Maffesoli (2007) defende que as fantasias pós-modernas ancoram-se nos costumes: uma figura física pode presentificar sentimentos e paixões que vêm de longe, de tempos anteriores. As figuras, imagens, “são simbólicas na medida em que unificam, garantem a coerência, tornam visível uma força invisível” (MAFFESOLI, 2007, p. 115), formando um grupo, uma comunidade. Há uma

 

“‘consciência retentora’ que garante no presente a presença do passado. Nesse sentido, essas figuras levam a nós mesmos, para além de nós mesmos. Em suma, o que ‘foi percebido’ sedimentou-se e continua a viver, atualiza-se no cotidiano. Toda perspectiva fenomenológica repousa na compreensão desse ‘ter-sido’ que perdura sob a forma de vestígios, mas vestígios funcionais” (MAFFESOLI, 2007, p. 116).

 

Enraizamento dinâmico cujos processos de reminiscências faz-nos participar de uma coletividade, de uma comunidade (MAFFESOLI, 2007). A vivência prática de uma experiência individual enraíza-se na experiência coletiva. Há “memoriais”, imagens contempladas, que permitem não só o processo de rememoração, mas de identificação e pertencimento do Laço Social. O imaginário é formado por potencial criador, pois, enquanto seres simbólicos, forjamos imagens para desempenhar as nossas ações cotidianas (MORAES, 2019). Assim, “o imaginário coloca-se como reservatório semântico potencializador do cotidiano” (MORAES, BRESSAN E JORGE, 2018, p. 166).

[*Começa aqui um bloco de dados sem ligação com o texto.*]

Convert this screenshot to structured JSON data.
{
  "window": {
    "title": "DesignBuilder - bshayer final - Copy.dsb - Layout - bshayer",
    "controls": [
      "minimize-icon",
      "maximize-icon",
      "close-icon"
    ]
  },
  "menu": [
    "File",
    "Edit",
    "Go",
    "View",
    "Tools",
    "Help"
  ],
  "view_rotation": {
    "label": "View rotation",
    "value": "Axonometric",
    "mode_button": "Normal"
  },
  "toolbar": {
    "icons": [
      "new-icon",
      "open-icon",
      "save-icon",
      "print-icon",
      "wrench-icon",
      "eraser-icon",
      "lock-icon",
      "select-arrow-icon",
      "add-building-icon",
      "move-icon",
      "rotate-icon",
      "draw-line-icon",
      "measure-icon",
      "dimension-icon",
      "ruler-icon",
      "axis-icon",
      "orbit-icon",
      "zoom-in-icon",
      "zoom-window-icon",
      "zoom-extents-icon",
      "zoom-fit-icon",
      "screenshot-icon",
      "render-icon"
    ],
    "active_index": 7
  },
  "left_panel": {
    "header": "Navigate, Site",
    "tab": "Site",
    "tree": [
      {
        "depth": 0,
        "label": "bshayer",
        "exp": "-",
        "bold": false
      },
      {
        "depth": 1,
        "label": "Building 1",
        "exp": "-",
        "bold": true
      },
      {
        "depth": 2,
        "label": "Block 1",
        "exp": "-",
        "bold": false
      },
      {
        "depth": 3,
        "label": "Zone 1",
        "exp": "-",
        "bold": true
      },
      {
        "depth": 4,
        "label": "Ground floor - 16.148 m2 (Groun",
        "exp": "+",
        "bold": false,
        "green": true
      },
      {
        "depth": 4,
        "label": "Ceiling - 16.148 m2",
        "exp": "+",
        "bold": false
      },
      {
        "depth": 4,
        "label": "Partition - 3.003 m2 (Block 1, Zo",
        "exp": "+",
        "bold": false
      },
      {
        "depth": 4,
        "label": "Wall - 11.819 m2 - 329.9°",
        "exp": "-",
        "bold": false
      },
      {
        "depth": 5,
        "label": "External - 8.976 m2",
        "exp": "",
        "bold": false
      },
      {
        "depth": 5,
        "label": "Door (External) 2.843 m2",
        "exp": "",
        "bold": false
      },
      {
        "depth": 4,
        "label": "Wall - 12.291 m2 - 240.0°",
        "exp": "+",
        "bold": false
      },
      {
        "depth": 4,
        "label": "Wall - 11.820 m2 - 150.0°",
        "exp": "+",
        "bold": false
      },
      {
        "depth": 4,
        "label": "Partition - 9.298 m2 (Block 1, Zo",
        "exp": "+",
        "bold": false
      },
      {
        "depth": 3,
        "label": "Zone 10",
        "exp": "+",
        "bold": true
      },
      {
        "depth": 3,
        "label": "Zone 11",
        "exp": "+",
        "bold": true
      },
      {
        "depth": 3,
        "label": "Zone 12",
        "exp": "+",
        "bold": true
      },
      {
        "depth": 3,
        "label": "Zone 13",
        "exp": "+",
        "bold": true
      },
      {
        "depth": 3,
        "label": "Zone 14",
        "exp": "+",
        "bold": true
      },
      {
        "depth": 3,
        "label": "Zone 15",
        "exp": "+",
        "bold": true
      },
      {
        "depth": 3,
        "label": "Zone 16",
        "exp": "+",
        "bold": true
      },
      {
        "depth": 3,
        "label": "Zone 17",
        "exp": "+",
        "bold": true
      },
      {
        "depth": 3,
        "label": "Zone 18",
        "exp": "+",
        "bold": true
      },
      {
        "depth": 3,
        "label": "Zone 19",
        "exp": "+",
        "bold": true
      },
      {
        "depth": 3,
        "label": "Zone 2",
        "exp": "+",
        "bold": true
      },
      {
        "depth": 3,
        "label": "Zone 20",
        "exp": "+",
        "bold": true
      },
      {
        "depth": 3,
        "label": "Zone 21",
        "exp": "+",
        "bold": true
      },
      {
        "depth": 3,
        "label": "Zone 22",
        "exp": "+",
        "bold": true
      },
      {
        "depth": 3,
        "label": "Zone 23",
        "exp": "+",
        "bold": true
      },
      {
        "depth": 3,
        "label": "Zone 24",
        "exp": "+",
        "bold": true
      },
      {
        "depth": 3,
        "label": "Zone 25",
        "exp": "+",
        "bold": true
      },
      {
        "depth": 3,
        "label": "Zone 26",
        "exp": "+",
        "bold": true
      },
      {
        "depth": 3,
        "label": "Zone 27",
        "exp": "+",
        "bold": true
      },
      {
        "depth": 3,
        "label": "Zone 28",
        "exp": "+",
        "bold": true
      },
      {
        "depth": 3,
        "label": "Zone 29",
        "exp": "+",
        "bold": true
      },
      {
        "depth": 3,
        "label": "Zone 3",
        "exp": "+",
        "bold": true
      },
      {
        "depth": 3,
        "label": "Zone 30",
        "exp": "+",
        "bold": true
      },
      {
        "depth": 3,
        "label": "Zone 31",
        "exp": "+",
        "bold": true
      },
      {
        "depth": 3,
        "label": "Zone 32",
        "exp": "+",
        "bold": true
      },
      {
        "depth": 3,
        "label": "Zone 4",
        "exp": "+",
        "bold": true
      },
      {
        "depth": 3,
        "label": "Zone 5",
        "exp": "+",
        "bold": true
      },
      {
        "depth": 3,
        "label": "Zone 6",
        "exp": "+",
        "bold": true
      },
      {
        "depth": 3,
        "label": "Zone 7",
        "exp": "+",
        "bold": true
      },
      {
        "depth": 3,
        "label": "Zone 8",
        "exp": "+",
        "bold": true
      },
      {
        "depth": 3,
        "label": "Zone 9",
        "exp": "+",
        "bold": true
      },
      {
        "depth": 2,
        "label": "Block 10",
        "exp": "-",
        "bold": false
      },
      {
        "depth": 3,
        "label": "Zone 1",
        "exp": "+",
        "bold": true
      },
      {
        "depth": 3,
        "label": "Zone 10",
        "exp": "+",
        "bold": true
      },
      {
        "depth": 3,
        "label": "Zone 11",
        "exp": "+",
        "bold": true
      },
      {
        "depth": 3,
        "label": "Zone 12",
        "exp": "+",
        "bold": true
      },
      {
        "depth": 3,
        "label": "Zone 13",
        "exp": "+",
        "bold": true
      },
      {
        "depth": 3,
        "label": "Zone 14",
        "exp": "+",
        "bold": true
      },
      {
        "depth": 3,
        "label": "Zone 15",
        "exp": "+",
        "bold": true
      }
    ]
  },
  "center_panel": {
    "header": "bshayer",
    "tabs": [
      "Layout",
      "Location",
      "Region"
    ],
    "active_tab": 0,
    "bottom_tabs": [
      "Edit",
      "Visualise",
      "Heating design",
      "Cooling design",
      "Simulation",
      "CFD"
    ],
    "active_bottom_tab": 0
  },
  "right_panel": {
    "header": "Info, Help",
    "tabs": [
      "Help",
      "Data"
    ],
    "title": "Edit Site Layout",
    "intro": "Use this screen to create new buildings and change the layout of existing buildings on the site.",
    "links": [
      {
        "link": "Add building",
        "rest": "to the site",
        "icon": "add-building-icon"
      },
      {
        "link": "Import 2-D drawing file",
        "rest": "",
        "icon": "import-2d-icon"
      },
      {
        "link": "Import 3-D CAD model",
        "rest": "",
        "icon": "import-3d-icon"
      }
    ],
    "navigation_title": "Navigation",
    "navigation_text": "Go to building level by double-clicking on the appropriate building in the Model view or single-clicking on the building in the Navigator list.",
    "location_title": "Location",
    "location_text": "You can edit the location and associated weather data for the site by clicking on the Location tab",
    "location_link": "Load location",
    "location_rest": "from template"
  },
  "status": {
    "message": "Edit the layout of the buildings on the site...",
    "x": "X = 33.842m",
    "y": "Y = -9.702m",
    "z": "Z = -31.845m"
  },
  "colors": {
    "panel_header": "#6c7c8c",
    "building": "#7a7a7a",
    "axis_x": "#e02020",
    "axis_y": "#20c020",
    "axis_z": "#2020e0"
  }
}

Por isso, tal como apresenta Durand, cremos no semantismo das imagens, o fato de não serem apenas signos, mas “conterem materialmente, de algum modo, o seu sentido” (DURAND, 2002, p. 59). E é em busca desse semantismo, via narrativas dos telespectatores do arquivo televisivo, que buscamos as marcas da memória teleafetiva criadora de vínculos e mobilizadoras de imaginários.

 

Procedimentos metodológicos

 

A presente pesquisa possui como campo de análise a internet, por meio das menções dos termos publicados no Twitter sobre o Cassino do Chacrinha, exibido pelo Canal Viva, no dia 26 de agosto de 2017, e pela Rede Globo, em 6 de setembro de 2017.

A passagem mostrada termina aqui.